Walker Stapleton, Cary Kennedy lead crowded gubernatorial primary fields in fundraising
Author: Ernest Luning - January 17, 2018 - Updated: January 18, 2018
Republican Walker Stapleton and Democrat Cary Kennedy, the current and former state treasurers, brought in the most contributions in their respective primary fields for the final quarter of 2017, according to campaign finance reports filed with the Colorado secretary of state.
But neither had the most money in the bank among their primary cohorts at the end of the year. That distinction fell to Republican Victor Mitchell, a former state representative and entrepreneur, who seeded his campaign with a $3 million donation, and to Democrat Mike Johnston, a former state senator, who brought in a record-setting $1.5 million in donations through the year.

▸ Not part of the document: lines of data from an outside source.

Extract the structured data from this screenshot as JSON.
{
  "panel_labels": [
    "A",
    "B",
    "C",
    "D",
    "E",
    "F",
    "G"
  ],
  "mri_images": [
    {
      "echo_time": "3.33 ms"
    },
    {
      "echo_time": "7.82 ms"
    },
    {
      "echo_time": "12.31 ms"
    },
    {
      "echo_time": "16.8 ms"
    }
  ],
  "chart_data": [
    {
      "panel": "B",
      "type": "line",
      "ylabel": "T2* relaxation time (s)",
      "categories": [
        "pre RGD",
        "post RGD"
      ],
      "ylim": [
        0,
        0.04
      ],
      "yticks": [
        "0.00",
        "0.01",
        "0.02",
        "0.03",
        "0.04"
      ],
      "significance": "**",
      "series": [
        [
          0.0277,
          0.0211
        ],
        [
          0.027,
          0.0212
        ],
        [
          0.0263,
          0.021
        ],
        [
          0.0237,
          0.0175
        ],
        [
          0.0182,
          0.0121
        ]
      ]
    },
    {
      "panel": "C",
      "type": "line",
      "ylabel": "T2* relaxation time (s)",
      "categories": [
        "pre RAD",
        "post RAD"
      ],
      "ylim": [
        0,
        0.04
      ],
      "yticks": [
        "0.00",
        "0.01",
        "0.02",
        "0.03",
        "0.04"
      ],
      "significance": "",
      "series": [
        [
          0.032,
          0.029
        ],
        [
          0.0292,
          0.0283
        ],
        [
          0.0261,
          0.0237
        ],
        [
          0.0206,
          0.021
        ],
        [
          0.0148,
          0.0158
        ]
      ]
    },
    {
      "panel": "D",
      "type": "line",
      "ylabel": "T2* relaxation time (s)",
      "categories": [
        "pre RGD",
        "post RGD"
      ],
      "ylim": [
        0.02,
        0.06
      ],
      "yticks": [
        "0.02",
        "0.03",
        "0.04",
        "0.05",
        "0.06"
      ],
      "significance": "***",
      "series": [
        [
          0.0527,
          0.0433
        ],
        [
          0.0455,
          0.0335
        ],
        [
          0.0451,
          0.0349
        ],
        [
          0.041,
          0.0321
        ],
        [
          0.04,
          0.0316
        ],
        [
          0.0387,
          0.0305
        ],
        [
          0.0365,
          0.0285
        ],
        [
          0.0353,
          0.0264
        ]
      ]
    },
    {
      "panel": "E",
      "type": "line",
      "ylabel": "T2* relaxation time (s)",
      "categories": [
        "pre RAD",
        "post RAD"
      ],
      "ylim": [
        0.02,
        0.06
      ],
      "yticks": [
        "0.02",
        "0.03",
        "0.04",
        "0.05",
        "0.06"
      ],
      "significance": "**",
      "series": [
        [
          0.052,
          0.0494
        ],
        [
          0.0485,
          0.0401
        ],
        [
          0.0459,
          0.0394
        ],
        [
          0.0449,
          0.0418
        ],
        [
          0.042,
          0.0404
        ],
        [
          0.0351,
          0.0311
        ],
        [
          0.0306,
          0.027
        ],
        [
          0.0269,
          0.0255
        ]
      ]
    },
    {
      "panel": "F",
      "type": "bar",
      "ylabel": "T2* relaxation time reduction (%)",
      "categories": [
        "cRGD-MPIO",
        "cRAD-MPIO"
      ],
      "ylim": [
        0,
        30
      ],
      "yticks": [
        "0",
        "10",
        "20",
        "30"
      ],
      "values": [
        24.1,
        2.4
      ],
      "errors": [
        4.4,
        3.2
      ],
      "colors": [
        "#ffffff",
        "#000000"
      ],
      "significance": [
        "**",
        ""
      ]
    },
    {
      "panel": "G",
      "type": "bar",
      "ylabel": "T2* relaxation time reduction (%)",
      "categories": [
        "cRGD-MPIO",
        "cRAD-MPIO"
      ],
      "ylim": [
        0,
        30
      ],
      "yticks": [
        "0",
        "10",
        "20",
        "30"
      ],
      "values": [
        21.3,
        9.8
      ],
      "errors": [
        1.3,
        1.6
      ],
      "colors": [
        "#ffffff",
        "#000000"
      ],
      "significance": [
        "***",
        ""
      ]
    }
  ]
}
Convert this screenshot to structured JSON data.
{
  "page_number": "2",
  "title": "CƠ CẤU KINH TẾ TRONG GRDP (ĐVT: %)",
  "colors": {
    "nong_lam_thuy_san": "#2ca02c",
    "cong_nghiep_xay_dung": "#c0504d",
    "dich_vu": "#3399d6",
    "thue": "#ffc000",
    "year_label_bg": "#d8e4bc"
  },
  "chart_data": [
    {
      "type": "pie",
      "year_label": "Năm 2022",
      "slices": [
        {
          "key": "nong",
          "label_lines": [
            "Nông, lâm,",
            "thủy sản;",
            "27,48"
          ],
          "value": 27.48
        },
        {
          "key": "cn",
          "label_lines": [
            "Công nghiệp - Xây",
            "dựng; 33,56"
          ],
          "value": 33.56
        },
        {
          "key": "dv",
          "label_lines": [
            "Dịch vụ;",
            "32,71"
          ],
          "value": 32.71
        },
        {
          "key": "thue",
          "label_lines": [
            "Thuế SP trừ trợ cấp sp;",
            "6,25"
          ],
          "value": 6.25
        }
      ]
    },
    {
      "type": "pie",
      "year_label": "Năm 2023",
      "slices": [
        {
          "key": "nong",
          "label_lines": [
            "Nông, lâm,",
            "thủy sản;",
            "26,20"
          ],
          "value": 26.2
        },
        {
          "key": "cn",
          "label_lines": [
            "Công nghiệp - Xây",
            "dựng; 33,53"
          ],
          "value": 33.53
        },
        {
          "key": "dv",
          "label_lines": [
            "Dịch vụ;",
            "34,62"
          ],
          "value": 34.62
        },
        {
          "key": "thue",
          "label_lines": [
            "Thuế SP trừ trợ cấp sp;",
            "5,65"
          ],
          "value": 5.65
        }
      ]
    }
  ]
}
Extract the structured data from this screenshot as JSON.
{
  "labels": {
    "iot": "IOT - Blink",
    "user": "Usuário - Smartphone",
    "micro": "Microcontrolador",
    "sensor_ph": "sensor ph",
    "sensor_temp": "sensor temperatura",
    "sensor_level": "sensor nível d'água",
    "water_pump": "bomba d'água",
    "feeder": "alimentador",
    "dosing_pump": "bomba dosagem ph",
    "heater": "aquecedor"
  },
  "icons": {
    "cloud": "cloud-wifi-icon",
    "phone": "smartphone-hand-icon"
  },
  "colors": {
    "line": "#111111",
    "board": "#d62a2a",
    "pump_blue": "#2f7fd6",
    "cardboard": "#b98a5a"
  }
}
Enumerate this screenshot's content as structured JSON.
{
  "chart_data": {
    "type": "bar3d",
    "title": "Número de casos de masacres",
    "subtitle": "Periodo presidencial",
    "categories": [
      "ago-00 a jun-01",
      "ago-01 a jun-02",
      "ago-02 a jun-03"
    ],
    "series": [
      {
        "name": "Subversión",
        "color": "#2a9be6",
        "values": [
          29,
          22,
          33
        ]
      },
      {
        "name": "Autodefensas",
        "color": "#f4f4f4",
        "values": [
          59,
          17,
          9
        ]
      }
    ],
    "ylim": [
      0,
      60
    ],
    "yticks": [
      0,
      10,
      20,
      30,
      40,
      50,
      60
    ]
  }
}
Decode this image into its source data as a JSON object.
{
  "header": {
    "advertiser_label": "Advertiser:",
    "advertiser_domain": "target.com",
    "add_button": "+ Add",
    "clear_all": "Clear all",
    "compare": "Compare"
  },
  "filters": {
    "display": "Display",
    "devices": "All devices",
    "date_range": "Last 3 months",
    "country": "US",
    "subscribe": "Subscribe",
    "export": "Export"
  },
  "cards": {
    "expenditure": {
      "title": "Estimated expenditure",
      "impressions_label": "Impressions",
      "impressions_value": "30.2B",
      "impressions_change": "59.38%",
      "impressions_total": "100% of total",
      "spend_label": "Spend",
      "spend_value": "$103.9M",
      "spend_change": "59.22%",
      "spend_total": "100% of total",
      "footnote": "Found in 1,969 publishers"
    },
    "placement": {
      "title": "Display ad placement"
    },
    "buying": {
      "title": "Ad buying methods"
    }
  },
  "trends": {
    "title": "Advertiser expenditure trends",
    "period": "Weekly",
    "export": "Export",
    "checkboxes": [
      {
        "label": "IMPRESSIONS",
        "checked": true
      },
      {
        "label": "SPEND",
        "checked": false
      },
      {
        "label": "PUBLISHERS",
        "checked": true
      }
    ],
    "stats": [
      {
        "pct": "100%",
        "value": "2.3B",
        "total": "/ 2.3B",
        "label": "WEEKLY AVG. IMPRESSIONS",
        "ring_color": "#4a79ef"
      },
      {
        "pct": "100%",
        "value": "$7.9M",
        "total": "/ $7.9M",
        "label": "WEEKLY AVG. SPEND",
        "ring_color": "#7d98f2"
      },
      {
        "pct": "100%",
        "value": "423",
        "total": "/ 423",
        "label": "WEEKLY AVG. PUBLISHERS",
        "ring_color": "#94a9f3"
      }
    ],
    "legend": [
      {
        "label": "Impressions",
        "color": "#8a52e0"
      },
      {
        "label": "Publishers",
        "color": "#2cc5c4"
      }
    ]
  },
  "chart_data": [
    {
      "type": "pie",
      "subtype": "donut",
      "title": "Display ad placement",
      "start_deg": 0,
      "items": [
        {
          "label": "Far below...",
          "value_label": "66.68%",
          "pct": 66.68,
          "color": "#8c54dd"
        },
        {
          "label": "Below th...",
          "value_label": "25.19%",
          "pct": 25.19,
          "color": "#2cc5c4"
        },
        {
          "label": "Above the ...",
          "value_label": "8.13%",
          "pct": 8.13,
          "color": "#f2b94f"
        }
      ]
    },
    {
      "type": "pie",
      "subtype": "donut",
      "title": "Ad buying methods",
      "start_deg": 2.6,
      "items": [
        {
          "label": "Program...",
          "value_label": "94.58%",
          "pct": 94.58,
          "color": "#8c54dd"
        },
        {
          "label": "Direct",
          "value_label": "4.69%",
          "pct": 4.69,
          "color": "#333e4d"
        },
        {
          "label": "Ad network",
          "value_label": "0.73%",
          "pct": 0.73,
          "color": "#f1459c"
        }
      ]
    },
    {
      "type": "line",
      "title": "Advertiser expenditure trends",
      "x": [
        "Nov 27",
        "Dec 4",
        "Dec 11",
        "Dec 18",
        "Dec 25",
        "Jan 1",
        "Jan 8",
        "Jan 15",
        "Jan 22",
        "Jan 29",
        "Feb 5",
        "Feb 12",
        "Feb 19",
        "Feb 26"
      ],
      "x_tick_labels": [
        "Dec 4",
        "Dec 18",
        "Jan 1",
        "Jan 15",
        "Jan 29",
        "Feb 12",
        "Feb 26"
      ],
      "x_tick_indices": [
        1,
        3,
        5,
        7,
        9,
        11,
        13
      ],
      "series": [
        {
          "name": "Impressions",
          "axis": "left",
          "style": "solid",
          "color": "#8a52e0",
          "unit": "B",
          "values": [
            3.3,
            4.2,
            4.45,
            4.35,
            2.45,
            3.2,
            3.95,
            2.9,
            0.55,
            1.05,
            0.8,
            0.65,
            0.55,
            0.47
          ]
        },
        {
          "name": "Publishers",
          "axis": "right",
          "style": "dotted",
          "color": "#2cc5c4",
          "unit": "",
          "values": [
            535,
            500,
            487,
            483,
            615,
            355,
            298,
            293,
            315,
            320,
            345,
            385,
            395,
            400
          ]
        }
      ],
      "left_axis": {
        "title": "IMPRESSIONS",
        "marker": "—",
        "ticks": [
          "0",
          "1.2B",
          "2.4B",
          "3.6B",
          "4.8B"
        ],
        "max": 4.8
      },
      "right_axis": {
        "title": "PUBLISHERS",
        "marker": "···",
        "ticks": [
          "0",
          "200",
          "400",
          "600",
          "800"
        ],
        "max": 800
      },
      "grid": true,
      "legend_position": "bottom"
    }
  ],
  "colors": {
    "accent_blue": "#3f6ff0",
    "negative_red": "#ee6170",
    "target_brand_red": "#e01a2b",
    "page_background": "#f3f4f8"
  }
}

And if self-funding is included in the most recent quarterly haul, Democratic U.S. Rep. Jared Polis, who has poured close to $1.4 million into his campaign since launching it last summer, fattened his coffers by more than any other Democrat in the running.
As the campaigns gird for a sprint to November in what is already shaping up to be the most expensive gubernatorial race in modern state history — including independent expenditure committees operating on behalf of several of the candidates, it likely won’t even be close — the end-of-year campaign finance numbers portray primary fields filled with well-funded contenders on both sides.
In all, 10 Republicans and eight Democrats are running for the office held by term-limited Democrat John Hickenlooper.
Stapleton, who didn’t enter the campaign until just before the end of the previous quarter, reported raising $997,672, including $269,655 in self-funding, and spent $140,242 through Dec. 31. He had $874,650 on hand.
Colorado Politics was first to report Stapleton’s fundraising numbers, which set a record for the most raised by a gubernatorial candidate in an off-year quarter since strict campaign finance limits were imposed after the 2002 cycle.
Kennedy brought in $274,655, spent $242,686 and had $285,642 in the bank.
Neither of the two candidates who have demonstrated they’re most willing to fund their own campaigns, Mitchell the Republican and Polis the Democrat, are bringing in eye-popping donations from others — Mitchell has said he’s encouraging donations of $20.18, while Polis says he won’t take more than $100 from any contributor — but both are spending plenty of money.
Polis raised just $50,000 in addition to the $751,609 he gave his own campaign this quarter, for a total of just over $800,000. He spent about $655,000 and reported $366,512 in the bank.
Mitchell brought in $4,621, spent $147,819 and still had $2,175,432 on hand, boasting the fattest campaign bank account at the end of the year of any of the candidates.
Johnston raised $254,836, spent $246,945 and had $732,399 on hand, the most of any of the Democrats.
Among the other Democrats, Lt. Gov. Donna Lynne raised just under $300,000 — including $60,000 she gave herself — spent $169,689 and had $451,925 on hand; and businessman Noel Ginsburg posted $224,798, including $190,000 of his own money, spent $173,927 and had $223,733 on hand. A handful of other Democrats who have filed to run didn’t report raising any money.
Among the remaining Republicans, two high-profile candidates who both got in the race at the beginning of November, former U.S. Rep. Tom Tancredo and Attorney General Cynthia Coffman, each raised under $100,000 for the quarter, although Coffman came mighty close. She reported bringing in $99,968 — including $14,765 she transferred from her attorney general campaign before shutting that down — spending $14,553, and had $85,415 on hand. Tancredo raised $74,480, spent $11,484 and had $62,996 in the bank.
Doug Robinson, a former investment banker and Mitt Romney’s nephew, raised $77,814, loaned himself $242,977, and had $429,794 in the bank after spending $75,250 for the quarter.
Other Republicans in the field raised $10,000 or less — Larimer County Commissioner Lew Gaiter III, former Parker Mayor Greg Lopez, one-time Trump campaign organizer Steve Barlock and activist Jim Rundberg — or didn’t report any financial activity.